I just got the new “Best of” Veg News magazine and they featured this recipe. Anything that has “fry” in the name sounds good to me. Fry bread, or bannock, is a traditional Native American bread and combines the “three sisters”: corn, beans and squash. I actually had all of the ingredients the recipe called for in my kitchen. They were a big hit and I will be making them for Thanksgiving for sure.
I adapted the recipe by using gluten free flour, roasting the butternut squash, and decreasing the amount of sage the recipe calls for. I also used my 3 tablespoon ice cream scooper to make 12 smaller breads (vs. 6 in the recipe.)
1 cup brown rice flour
1 cup cornmeal
1 cup mashed pinto beans, soaked overnight and cooked
1 cup mashed butternut squash, roasted in olive oil with salt and pepper (approx 1/2 of a good size butternut squash)
1 teaspoon baking powder
1/2 teaspoon dried sage
Warm water (3 to 4 tablespoons)
Sautéed Baby Kale
1/2 fresh lemon
S and P
Soak the beans overnight and then cook. Set aside.
Preheat oven to 400. Peel and dice the butternut squash and toss with olive oil, salt and pepper. Turn out onto baking sheet and roast for 30 minutes.
Measure out a cup of beans and mash them. Mash the butternut squash right on the baking sheet and place it into a 1 cup measuring cup until you have a cup. Save the rest for something good…

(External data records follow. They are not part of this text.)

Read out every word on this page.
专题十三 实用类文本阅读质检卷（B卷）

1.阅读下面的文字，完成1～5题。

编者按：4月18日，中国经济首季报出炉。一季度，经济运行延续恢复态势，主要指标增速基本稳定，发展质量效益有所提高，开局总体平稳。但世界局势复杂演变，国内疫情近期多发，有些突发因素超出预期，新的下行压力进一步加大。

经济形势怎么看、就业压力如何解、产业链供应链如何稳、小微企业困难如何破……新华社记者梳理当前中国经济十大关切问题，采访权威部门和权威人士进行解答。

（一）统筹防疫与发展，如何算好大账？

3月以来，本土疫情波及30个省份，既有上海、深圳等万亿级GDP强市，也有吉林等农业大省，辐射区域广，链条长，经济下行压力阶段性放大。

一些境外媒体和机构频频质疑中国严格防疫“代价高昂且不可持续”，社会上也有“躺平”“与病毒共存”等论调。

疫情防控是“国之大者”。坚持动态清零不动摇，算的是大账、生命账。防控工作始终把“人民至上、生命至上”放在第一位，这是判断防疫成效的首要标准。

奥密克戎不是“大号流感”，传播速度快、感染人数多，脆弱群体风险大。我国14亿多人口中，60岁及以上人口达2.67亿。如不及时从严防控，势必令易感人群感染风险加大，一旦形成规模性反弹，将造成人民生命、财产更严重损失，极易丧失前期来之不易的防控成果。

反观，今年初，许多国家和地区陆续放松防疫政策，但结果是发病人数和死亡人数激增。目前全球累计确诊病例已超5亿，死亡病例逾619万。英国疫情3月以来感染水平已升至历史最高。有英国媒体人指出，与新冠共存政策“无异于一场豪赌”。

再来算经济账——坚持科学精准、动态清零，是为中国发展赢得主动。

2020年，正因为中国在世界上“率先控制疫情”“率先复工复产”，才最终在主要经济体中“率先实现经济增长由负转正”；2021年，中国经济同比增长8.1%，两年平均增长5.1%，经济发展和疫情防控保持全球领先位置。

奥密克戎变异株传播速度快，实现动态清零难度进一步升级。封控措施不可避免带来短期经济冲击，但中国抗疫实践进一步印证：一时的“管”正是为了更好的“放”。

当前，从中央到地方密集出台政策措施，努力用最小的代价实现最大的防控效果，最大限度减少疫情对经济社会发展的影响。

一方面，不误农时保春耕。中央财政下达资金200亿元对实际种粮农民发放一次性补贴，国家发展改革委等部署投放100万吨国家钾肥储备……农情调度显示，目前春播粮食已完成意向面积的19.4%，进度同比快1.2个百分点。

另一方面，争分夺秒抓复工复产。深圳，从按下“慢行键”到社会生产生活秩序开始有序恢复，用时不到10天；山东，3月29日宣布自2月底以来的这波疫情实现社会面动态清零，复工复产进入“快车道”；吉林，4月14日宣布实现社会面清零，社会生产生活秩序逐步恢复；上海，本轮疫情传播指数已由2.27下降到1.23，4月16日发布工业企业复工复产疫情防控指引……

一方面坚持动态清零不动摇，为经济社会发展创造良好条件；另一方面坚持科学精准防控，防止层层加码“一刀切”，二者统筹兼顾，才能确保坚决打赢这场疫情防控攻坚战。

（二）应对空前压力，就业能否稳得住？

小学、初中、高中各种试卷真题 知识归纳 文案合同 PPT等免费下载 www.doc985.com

In a big mixing bowl combine the brown rice flour, cornmeal, mashed pinto beans, mashed butternut squash, baking powder, and sage. Use your hands to combine well. Add as much warm water as to get the dough to come together. Using an ice cream scooper, make 12 dough balls, and then flatten them out for cooking.
In a non-stick skillet, heat up safflower oil. Cook the dough on one side until it is crispy and the turn it over and cook the other side.
In another skillet, heat up a dash of olive oil and wilt the kale. Toss in the juice of 1/2 of a fresh lemon and salt. Toss.
Serve the bread with a healthy portion of kale!